Mohon tunggu...
Syarief-Ahmad
Syarief-Ahmad Mohon Tunggu... pelajar/mahasiswa -

Rakyat pada umumnya, biasa-biasa saja, nggak ada yang istimewa.. bocahsore.blogspot.com

Selanjutnya

Tutup

Humaniora Pilihan

Menulis Itu Mudah

18 April 2017   07:01 Diperbarui: 18 April 2017   09:27 580
+
Laporkan Konten
Laporkan Akun
Kompasiana adalah platform blog. Konten ini menjadi tanggung jawab bloger dan tidak mewakili pandangan redaksi Kompas.
Lihat foto
Humaniora. Sumber ilustrasi: PEXELS/San Fermin Pamplona

Untuk menjadi penulis, yang dibutuhkan hanyalah kemauan keras untuk menulis dan kemudian mempraktekkannya, orang yang hanya mempunyai kemauan untuk menulis namun tidak pernah melakukannya, maka ia sama saja dengan bermimpi untuk memiliki mobil, tanpa ada usaha dan kerja keras untuk memilikinya.” -- Stephen King

Menulis bukanlah suatu bakat yang tiba-tiba muncul begitu saja sejak bayi dalam kandungan dan terlontar kedunia. Tetapi menulis adalah soal kemauan dan kemampuan. Seperti pada bagian ini saya beri judul menulis itu mudah, ya,  memang begitulah adanya. Saya ingin kita menanamkan dulu kesamaan persepsi, bahwa menulis itu bukanlah suatu hal yang sangat sulit seperti kita memindahkan gunung, tetapi juga bukanlah sesuatu yang sangat ringan seperti membalikan telapak tangan.

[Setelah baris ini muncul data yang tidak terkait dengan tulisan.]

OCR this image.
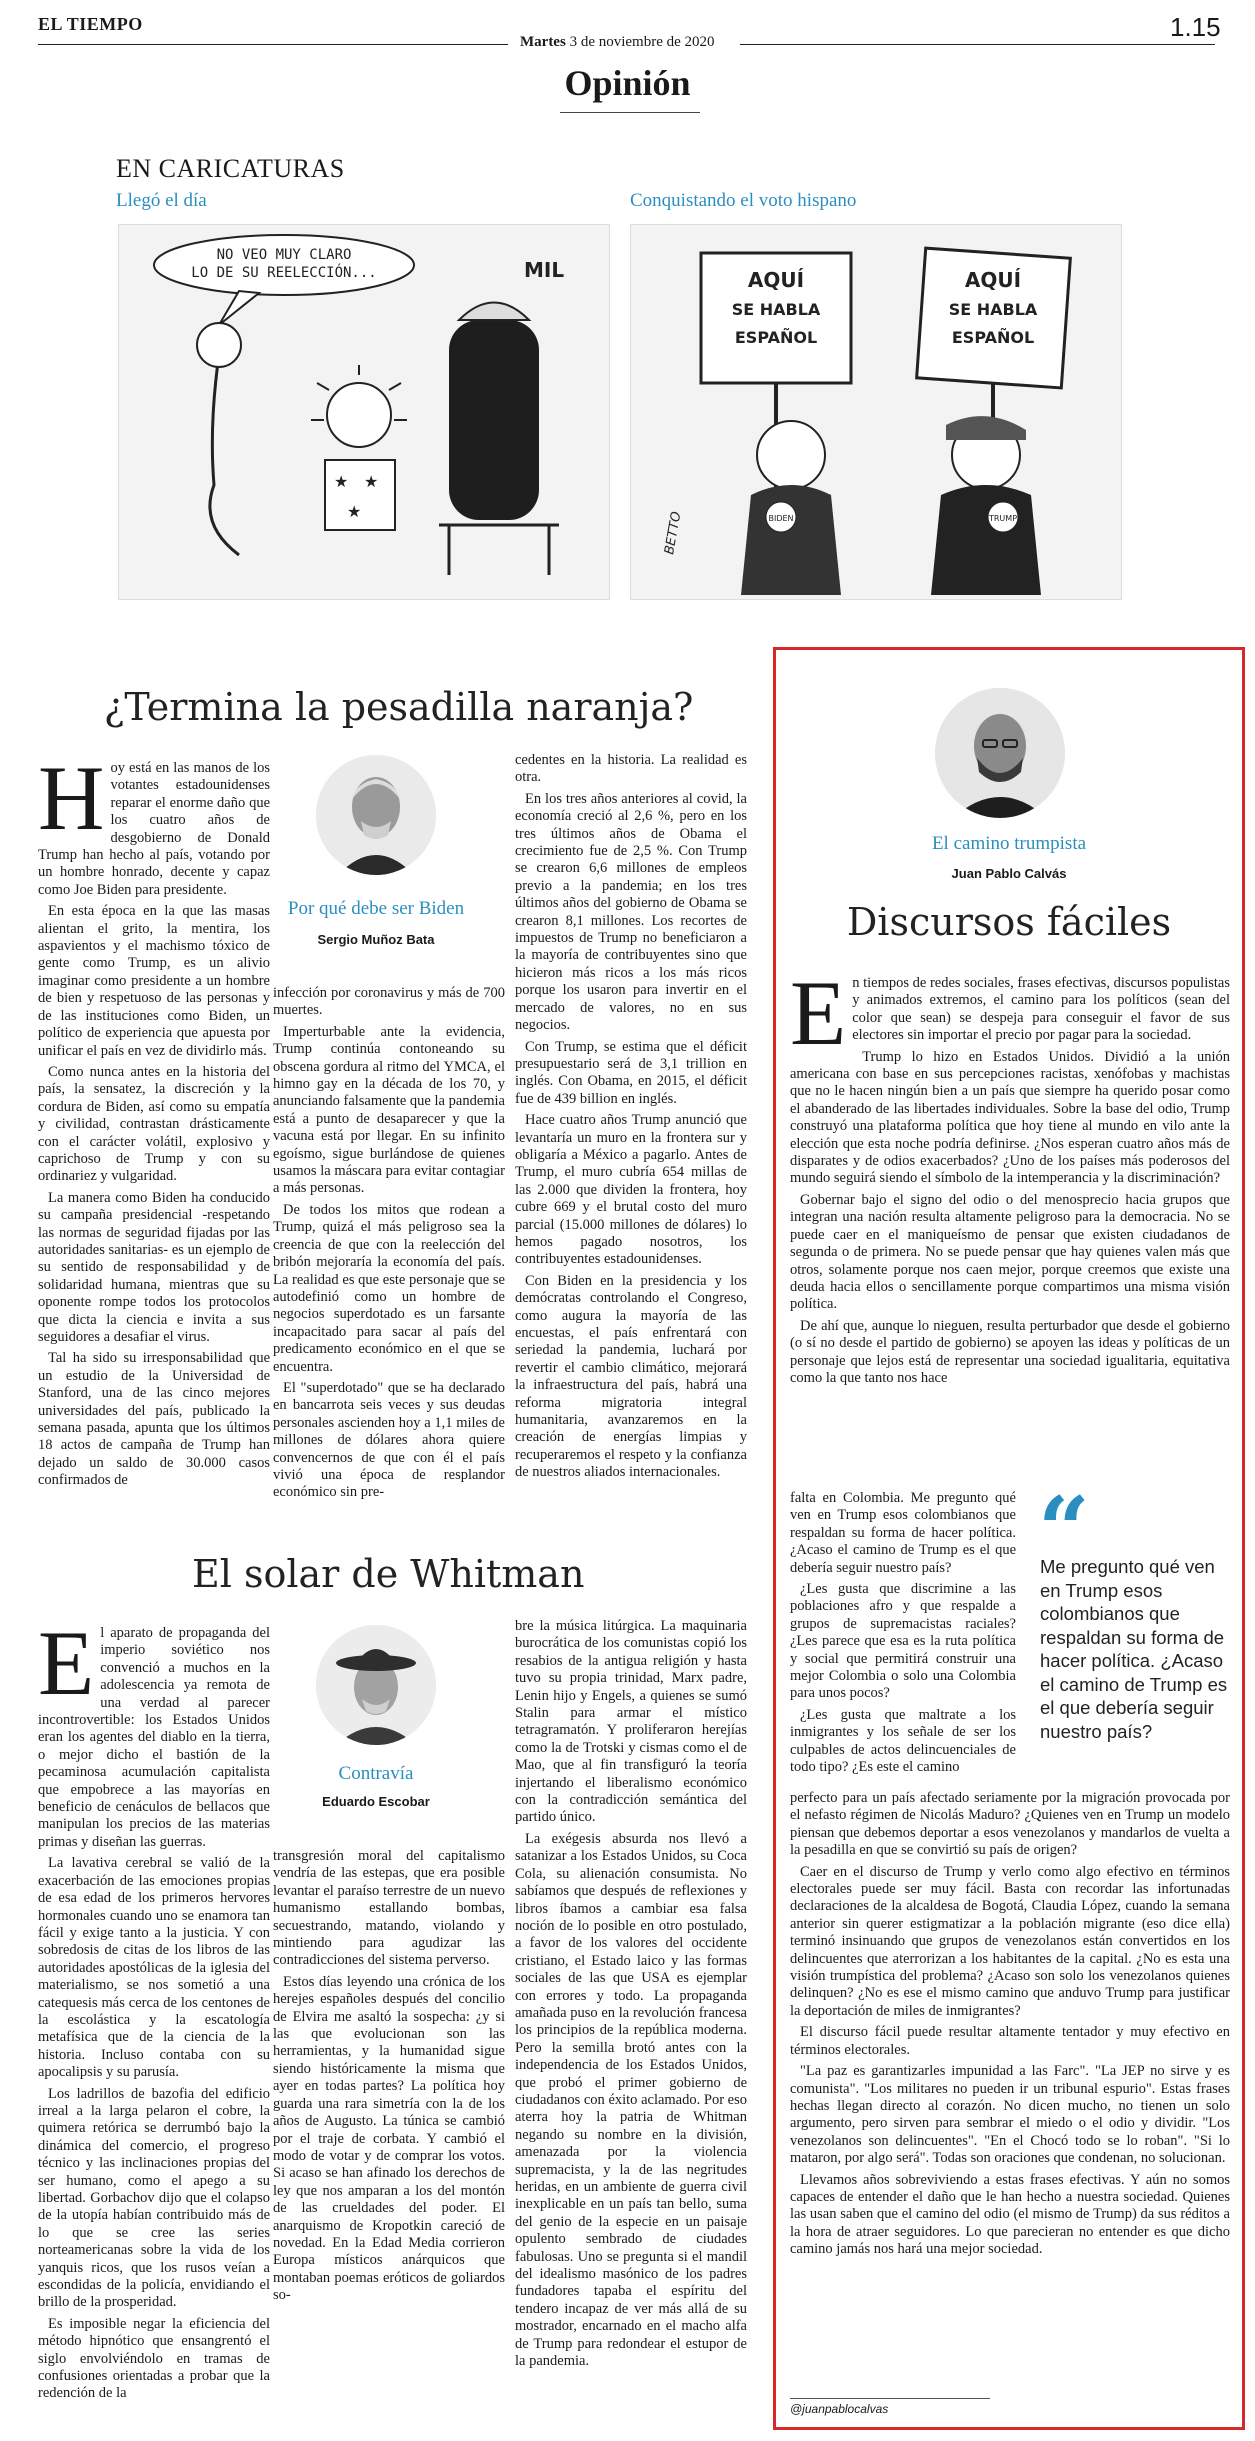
EL TIEMPO
Martes 3 de noviembre de 2020	1.15
Opinión
EN CARICATURAS
Llegó el día	Conquistando el voto hispano
NO VEO MUY CLARO
LO DE SU REELECCIÓN...	MIL
★ ★
★
AQUÍ
SE HABLA
ESPAÑOL
AQUÍ
SE HABLA
ESPAÑOL
BIDEN	TRUMP
BETTO
¿Termina la pesadilla naranja?

Hoy está en las manos de los votantes estadounidenses reparar el enorme daño que los cuatro años de desgobierno de Donald Trump han hecho al país, votando por un hombre honrado, decente y capaz como Joe Biden para presidente.

En esta época en la que las masas alientan el grito, la mentira, los aspavientos y el machismo tóxico de gente como Trump, es un alivio imaginar como presidente a un hombre de bien y respetuoso de las personas y de las instituciones como Biden, un político de experiencia que apuesta por unificar el país en vez de dividirlo más.

Como nunca antes en la historia del país, la sensatez, la discreción y la cordura de Biden, así como su empatía y civilidad, contrastan drásticamente con el carácter volátil, explosivo y caprichoso de Trump y con su ordinariez y vulgaridad.

La manera como Biden ha conducido su campaña presidencial -respetando las normas de seguridad fijadas por las autoridades sanitarias- es un ejemplo de su sentido de responsabilidad y de solidaridad humana, mientras que su oponente rompe todos los protocolos que dicta la ciencia e invita a sus seguidores a desafiar el virus.

Tal ha sido su irresponsabilidad que un estudio de la Universidad de Stanford, una de las cinco mejores universidades del país, publicado la semana pasada, apunta que los últimos 18 actos de campaña de Trump han dejado un saldo de 30.000 casos confirmados de

Por qué debe ser Biden
Sergio Muñoz Bata

infección por coronavirus y más de 700 muertes.

Imperturbable ante la evidencia, Trump continúa contoneando su obscena gordura al ritmo del YMCA, el himno gay en la década de los 70, y anunciando falsamente que la pandemia está a punto de desaparecer y que la vacuna está por llegar. En su infinito egoísmo, sigue burlándose de quienes usamos la máscara para evitar contagiar a más personas.

De todos los mitos que rodean a Trump, quizá el más peligroso sea la creencia de que con la reelección del bribón mejoraría la economía del país. La realidad es que este personaje que se autodefinió como un hombre de negocios superdotado es un farsante incapacitado para sacar al país del predicamento económico en el que se encuentra.

El "superdotado" que se ha declarado en bancarrota seis veces y sus deudas personales ascienden hoy a 1,1 miles de millones de dólares ahora quiere convencernos de que con él el país vivió una época de resplandor económico sin pre-

cedentes en la historia. La realidad es otra.

En los tres años anteriores al covid, la economía creció al 2,6 %, pero en los tres últimos años de Obama el crecimiento fue de 2,5 %. Con Trump se crearon 6,6 millones de empleos previo a la pandemia; en los tres últimos años del gobierno de Obama se crearon 8,1 millones. Los recortes de impuestos de Trump no beneficiaron a la mayoría de contribuyentes sino que hicieron más ricos a los más ricos porque los usaron para invertir en el mercado de valores, no en sus negocios.

Con Trump, se estima que el déficit presupuestario será de 3,1 trillion en inglés. Con Obama, en 2015, el déficit fue de 439 billion en inglés.

Hace cuatro años Trump anunció que levantaría un muro en la frontera sur y obligaría a México a pagarlo. Antes de Trump, el muro cubría 654 millas de las 2.000 que dividen la frontera, hoy cubre 669 y el brutal costo del muro parcial (15.000 millones de dólares) lo hemos pagado nosotros, los contribuyentes estadounidenses.

Con Biden en la presidencia y los demócratas controlando el Congreso, como augura la mayoría de las encuestas, el país enfrentará con seriedad la pandemia, luchará por revertir el cambio climático, mejorará la infraestructura del país, habrá una reforma migratoria integral humanitaria, avanzaremos en la creación de energías limpias y recuperaremos el respeto y la confianza de nuestros aliados internacionales.

El solar de Whitman

El aparato de propaganda del imperio soviético nos convenció a muchos en la adolescencia ya remota de una verdad al parecer incontrovertible: los Estados Unidos eran los agentes del diablo en la tierra, o mejor dicho el bastión de la pecaminosa acumulación capitalista que empobrece a las mayorías en beneficio de cenáculos de bellacos que manipulan los precios de las materias primas y diseñan las guerras.

La lavativa cerebral se valió de la exacerbación de las emociones propias de esa edad de los primeros hervores hormonales cuando uno se enamora tan fácil y exige tanto a la justicia. Y con sobredosis de citas de los libros de las autoridades apostólicas de la iglesia del materialismo, se nos sometió a una catequesis más cerca de los centones de la escolástica y la escatología metafísica que de la ciencia de la historia. Incluso contaba con su apocalipsis y su parusía.

Los ladrillos de bazofia del edificio irreal a la larga pelaron el cobre, la quimera retórica se derrumbó bajo la dinámica del comercio, el progreso técnico y las inclinaciones propias del ser humano, como el apego a su libertad. Gorbachov dijo que el colapso de la utopía habían contribuido más de lo que se cree las series norteamericanas sobre la vida de los yanquis ricos, que los rusos veían a escondidas de la policía, envidiando el brillo de la prosperidad.

Es imposible negar la eficiencia del método hipnótico que ensangrentó el siglo envolviéndolo en tramas de confusiones orientadas a probar que la redención de la

Contravía
Eduardo Escobar

transgresión moral del capitalismo vendría de las estepas, que era posible levantar el paraíso terrestre de un nuevo humanismo estallando bombas, secuestrando, matando, violando y mintiendo para agudizar las contradicciones del sistema perverso.

Estos días leyendo una crónica de los herejes españoles después del concilio de Elvira me asaltó la sospecha: ¿y si las que evolucionan son las herramientas, y la humanidad sigue siendo históricamente la misma que ayer en todas partes? La política hoy guarda una rara simetría con la de los años de Augusto. La túnica se cambió por el traje de corbata. Y cambió el modo de votar y de comprar los votos. Si acaso se han afinado los derechos de ley que nos amparan a los del montón de las crueldades del poder. El anarquismo de Kropotkin careció de novedad. En la Edad Media corrieron Europa místicos anárquicos que montaban poemas eróticos de goliardos so-

bre la música litúrgica. La maquinaria burocrática de los comunistas copió los resabios de la antigua religión y hasta tuvo su propia trinidad, Marx padre, Lenin hijo y Engels, a quienes se sumó Stalin para armar el místico tetragramatón. Y proliferaron herejías como la de Trotski y cismas como el de Mao, que al fin transfiguró la teoría injertando el liberalismo económico con la contradicción semántica del partido único.

La exégesis absurda nos llevó a satanizar a los Estados Unidos, su Coca Cola, su alienación consumista. No sabíamos que después de reflexiones y libros íbamos a cambiar esa falsa noción de lo posible en otro postulado, a favor de los valores del occidente cristiano, el Estado laico y las formas sociales de las que USA es ejemplar con errores y todo. La propaganda amañada puso en la revolución francesa los principios de la república moderna. Pero la semilla brotó antes con la independencia de los Estados Unidos, que probó el primer gobierno de ciudadanos con éxito aclamado. Por eso aterra hoy la patria de Whitman negando su nombre en la división, amenazada por la violencia supremacista, y la de las negritudes heridas, en un ambiente de guerra civil inexplicable en un país tan bello, suma del genio de la especie en un paisaje opulento sembrado de ciudades fabulosas. Uno se pregunta si el mandil del idealismo masónico de los padres fundadores tapaba el espíritu del tendero incapaz de ver más allá de su mostrador, encarnado en el macho alfa de Trump para redondear el estupor de la pandemia.

El camino trumpista
Juan Pablo Calvás
Discursos fáciles

En tiempos de redes sociales, frases efectivas, discursos populistas y animados extremos, el camino para los políticos (sean del color que sean) se despeja para conseguir el favor de sus electores sin importar el precio por pagar para la sociedad.

Trump lo hizo en Estados Unidos. Dividió a la unión americana con base en sus percepciones racistas, xenófobas y machistas que no le hacen ningún bien a un país que siempre ha querido posar como el abanderado de las libertades individuales. Sobre la base del odio, Trump construyó una plataforma política que hoy tiene al mundo en vilo ante la elección que esta noche podría definirse. ¿Nos esperan cuatro años más de disparates y de odios exacerbados? ¿Uno de los países más poderosos del mundo seguirá siendo el símbolo de la intemperancia y la discriminación?

Gobernar bajo el signo del odio o del menosprecio hacia grupos que integran una nación resulta altamente peligroso para la democracia. No se puede caer en el maniqueísmo de pensar que existen ciudadanos de segunda o de primera. No se puede pensar que hay quienes valen más que otros, solamente porque nos caen mejor, porque creemos que existe una deuda hacia ellos o sencillamente porque compartimos una misma visión política.

De ahí que, aunque lo nieguen, resulta perturbador que desde el gobierno (o sí no desde el partido de gobierno) se apoyen las ideas y políticas de un personaje que lejos está de representar una sociedad igualitaria, equitativa como la que tanto nos hace

falta en Colombia. Me pregunto qué ven en Trump esos colombianos que respaldan su forma de hacer política. ¿Acaso el camino de Trump es el que debería seguir nuestro país?

¿Les gusta que discrimine a las poblaciones afro y que respalde a grupos de supremacistas raciales? ¿Les parece que esa es la ruta política y social que permitirá construir una mejor Colombia o solo una Colombia para unos pocos?

¿Les gusta que maltrate a los inmigrantes y los señale de ser los culpables de actos delincuenciales de todo tipo? ¿Es este el camino

“
Me pregunto qué ven en Trump esos colombianos que respaldan su forma de hacer política. ¿Acaso el camino de Trump es el que debería seguir nuestro país?

perfecto para un país afectado seriamente por la migración provocada por el nefasto régimen de Nicolás Maduro? ¿Quienes ven en Trump un modelo piensan que debemos deportar a esos venezolanos y mandarlos de vuelta a la pesadilla en que se convirtió su país de origen?

Caer en el discurso de Trump y verlo como algo efectivo en términos electorales puede ser muy fácil. Basta con recordar las infortunadas declaraciones de la alcaldesa de Bogotá, Claudia López, cuando la semana anterior sin querer estigmatizar a la población migrante (eso dice ella) terminó insinuando que grupos de venezolanos están convertidos en los delincuentes que aterrorizan a los habitantes de la capital. ¿No es esta una visión trumpística del problema? ¿Acaso son solo los venezolanos quienes delinquen? ¿No es ese el mismo camino que anduvo Trump para justificar la deportación de miles de inmigrantes?

El discurso fácil puede resultar altamente tentador y muy efectivo en términos electorales.

"La paz es garantizarles impunidad a las Farc". "La JEP no sirve y es comunista". "Los militares no pueden ir un tribunal espurio". Estas frases hechas llegan directo al corazón. No dicen mucho, no tienen un solo argumento, pero sirven para sembrar el miedo o el odio y dividir. "Los venezolanos son delincuentes". "En el Chocó todo se lo roban". "Si lo mataron, por algo será". Todas son oraciones que condenan, no solucionan.

Llevamos años sobreviviendo a estas frases efectivas. Y aún no somos capaces de entender el daño que le han hecho a nuestra sociedad. Quienes las usan saben que el camino del odio (el mismo de Trump) da sus réditos a la hora de atraer seguidores. Lo que parecieran no entender es que dicho camino jamás nos hará una mejor sociedad.

@juanpablocalvas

Karena, menulis itu hanyalah perpaduan dari mindset cara berfikir kita yang kemudian di aplikasikan pada praktek. Saya katakan menulis itu mudah, memang begitu adanya. Selagi kita memiliki satu dorongan yang kuat yang saya katakan dengan ‘kemauan’. Kemauan itu semacam tekad yang kuat yang ada dalam diri kita untuk mau belajar dan terus belajar mengolah kata menjadi paragraf utuh, dan tenu bisa mencerahkan. Kemudian kemauan itu kita jodohkan dengan alam pikiran kita, bahwa menulis itu bukan hal yang sangat sulit, tetapi mudah. Maka dengan sedikit sentuhan pembelajaran dan coret-coretan, tinggal menghitung waktu, percayalah, kamu benar-benar akan menjadi seorang penulis handal.

Pramudya Ananta Toer, seorang penulis yang sangat produktif dari Blora, pernah berujar “tulislah apa saja yang kau mau tulis, suatu saat nanti pasti ada gunanya” perkataan Pram ini selalu membuat saya dipaksa benar-benar menyadari, bahwa satu tulisan atau yang biasanya bagi kita sebut dengan ‘coret-coretan’ tak berguna, dan bahkan tak penting, bisa jadi adalah hal yang nantinya menjadi luar biasa. Saya tadi mengatakan menulis itu bukan bakat yang tiba-tiba muncul tetapi soal kemauan dan kemampuan, iya, memang seperti kenyataan yang ada. Tanamkan dulu kemauan di batok kepala kita, dan kemampuan itu niscaya akan lahir bersama dengan semakin banyaknya coretan-coretan yang kita hasilkan.

Kebanyakan dari kita pasti akan bingung, mau menulis apa?, berawal dari mana?, bagaimana caranya?. Jangan khawatir,  jika memang sudah ada kemauan untuk belajar, paling penting dan paling utama yang harus kamu lakukan adalah segeralah tulis apa yang kamu ingin tulis, jangan takut salah. Kadangkala memang hidup berawal dari sebuah kesalahan, karena semakin banyak salah, kita akan semakain banyak belajar. Itu kuncinya!

-Seperti Berbicara

Penulis kondang Seno Gumira Ajidarma dalam buku Ketika Jurnalisme di Bungkam Sastra Harus Bicara menganggap, menulis adalah suatu cara untuk bicara, suatu cara untuk berkata, suatu cara untuk menyapa-suatu cara untuk menyentuh seseorang lain entah dimana. Cara itu bisa bermacam-macam dan disanalah harga kerativitas di timbang-timbang.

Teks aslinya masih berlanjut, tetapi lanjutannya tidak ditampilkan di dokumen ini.